Hopefully this module has enhanced your knowledge to recognize and address clinical ethics issues in the care of patients and families at the beginning of life.

Key review points are:

  1. Catholic health care is committed to promoting the human dignity of all persons and protecting human life from its very beginning.
  2. Genetic counseling may be provided in order to promote responsible parenthood.
  3. Except in cases of emergency, when a patient’s wishes cannot be known, free and informed consent of the person is required prior to any medical treatment or procedure.
  4. True informed consent requires that the patient receive all reasonable information about the proposed treatment, its purpose, benefits, risks, side effects, consequences and cost as well as any reasonable and morally legitimate alternatives, including no treatment.
  5. In making ethical decisions about treatment options both values of the dignity of the person and just stewardship of resources need to be taken into account.
  6. The directly intended termination of pregnancy before viability or the directly intended destruction of a viable fetus is considered a direct abortion and is never permitted.

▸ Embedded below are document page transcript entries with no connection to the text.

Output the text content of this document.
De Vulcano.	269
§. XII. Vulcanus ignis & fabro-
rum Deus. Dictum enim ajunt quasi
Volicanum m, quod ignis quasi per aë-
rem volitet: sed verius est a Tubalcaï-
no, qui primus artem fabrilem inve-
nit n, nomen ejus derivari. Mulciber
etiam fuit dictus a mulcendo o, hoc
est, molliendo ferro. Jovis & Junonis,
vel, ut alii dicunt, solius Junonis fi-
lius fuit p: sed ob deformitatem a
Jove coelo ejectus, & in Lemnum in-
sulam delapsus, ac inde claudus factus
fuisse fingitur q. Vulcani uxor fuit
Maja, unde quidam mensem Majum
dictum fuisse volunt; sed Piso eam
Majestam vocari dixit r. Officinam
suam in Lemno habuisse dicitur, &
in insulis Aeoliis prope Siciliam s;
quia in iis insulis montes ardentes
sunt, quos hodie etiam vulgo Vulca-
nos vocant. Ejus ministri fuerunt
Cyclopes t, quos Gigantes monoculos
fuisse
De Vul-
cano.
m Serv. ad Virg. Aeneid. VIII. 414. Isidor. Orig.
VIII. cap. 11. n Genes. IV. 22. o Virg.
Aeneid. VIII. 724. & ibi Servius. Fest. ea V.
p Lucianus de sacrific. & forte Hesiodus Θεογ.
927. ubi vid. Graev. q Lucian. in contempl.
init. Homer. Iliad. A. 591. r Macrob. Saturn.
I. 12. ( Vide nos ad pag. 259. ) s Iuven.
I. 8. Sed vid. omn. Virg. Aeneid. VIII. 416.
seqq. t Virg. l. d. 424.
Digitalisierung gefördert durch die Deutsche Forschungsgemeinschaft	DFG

  7. A pregnant woman may avail herself of operations, treatments and medications that have as their direct purpose the cure of a proportionately serious pathological condition, when they cannot be safely postponed until the fetus is viable, even if they will result in the death of the unborn child.
  8. For a proportionate reason, labor may be induced after a fetus is viable.
  9. Parents have a duty to use proportionate means of preserving the life of their child, but may refuse or withdraw means that do not offer a reasonable hope of benefit or entail an excessive burden to the child.